For $\log(\log(n))\le5$ (i.e. $n\le2.85112\times10^{64}$), $\log(\log(x))$ is very close to $0$ (i.e. $x\approx e$).

For $\log(\log(n))\ge12$ (i.e. $n\ge3.2197\times10^{70683}$, $\log(\log(x))$ is very close to $\log(\log(n))$.

Answer 2

Taking into account robjohn's answer, the approximate value is $e$. I give you a few solutions for $x(n)$. $$x(10^0)=2.71692$$ $$x(10^1)=2.72005$$ $$x(10^2)=2.72319$$ $$x(10^3)=2.72633$$ $$x(10^4)=2.72948$$ $$x(10^5)=2.73263$$ $$x(10^6)=2.73579$$ $$x(10^7)=2.73896$$ $$x(10^8)=2.74214$$ $$x(10^9)=2.74533$$ while $e=2.71828$.

You could check that we obtain a value $x=3$, which is only $10$% larger than $e$, it would be required that $n>1.61\times 10^{82}$ which is quite large.
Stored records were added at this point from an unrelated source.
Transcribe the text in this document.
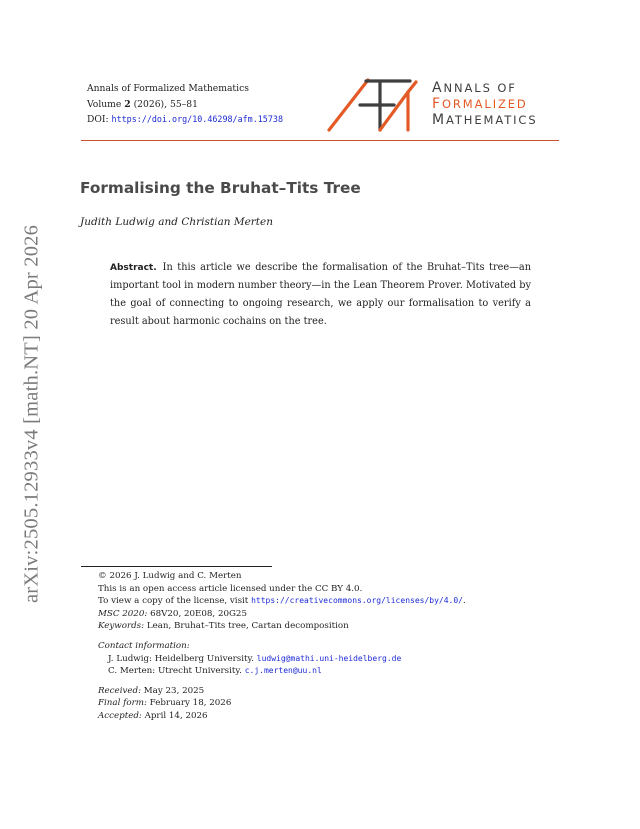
arXiv:2505.12933v4 [math.NT] 20 Apr 2026
Annals of Formalized Mathematics
Volume 2 (2026), 55–81
DOI: https://doi.org/10.46298/afm.15738
ANNALS OF
FORMALIZED
MATHEMATICS
Formalising the Bruhat–Tits Tree
Judith Ludwig and Christian Merten
Abstract. In this article we describe the formalisation of the Bruhat–Tits tree—an important tool in modern number theory—in the Lean Theorem Prover. Motivated by the goal of connecting to ongoing research, we apply our formalisation to verify a result about harmonic cochains on the tree.
© 2026 J. Ludwig and C. Merten
This is an open access article licensed under the CC BY 4.0.
To view a copy of the license, visit https://creativecommons.org/licenses/by/4.0/.
MSC 2020: 68V20, 20E08, 20G25
Keywords: Lean, Bruhat–Tits tree, Cartan decomposition
Contact information:
J. Ludwig: Heidelberg University. ludwig@mathi.uni-heidelberg.de
C. Merten: Utrecht University. c.j.merten@uu.nl
Received: May 23, 2025
Final form: February 18, 2026
Accepted: April 14, 2026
Added after robjohn's last answers

As shown by robjohn, the solution of $$x \log (x)^k=n$$ is given by $$x=e^{k\mathrm{W}(n^{1/k}/k)}$$ which corresponds to $$\log( x)=k\mathrm{W}(n^{1/k}/k)$$ For large values of its argument, Lambert function can be expanded as $$\mathrm{W}(y) \simeq \log (y)-\log (\log (y))+\frac{\log (\log (y))}{\log (y)}$$ Using $y=\frac{n^{\frac{1}{k}}}{k}$, $\log(y)=\frac{\log (n)}{k}-\log (k)$ and then $$\log(x) \simeq k \left(\frac{\log (n)}{k}-\log (k)-\log \left(\frac{\log (n)}{k}-\log (k)\right)+\frac{\log \left(\frac{\log (n)}{k}-\log (k)\right)}{\frac{\log (n)}{k}-\log (k)}\right)$$ which shows the respective roles of $n$ and $k$ and the fact that the asymptotic value is $\log(x) \simeq \log(n)-k \log(k)$

For $k=2001$ and $n=10^{1000000}$, the previous expansion gives $x=2.08528\times 10^{987280}$ for an exact value $x=2.14287\times10^{987280}$ as reported by robjohn.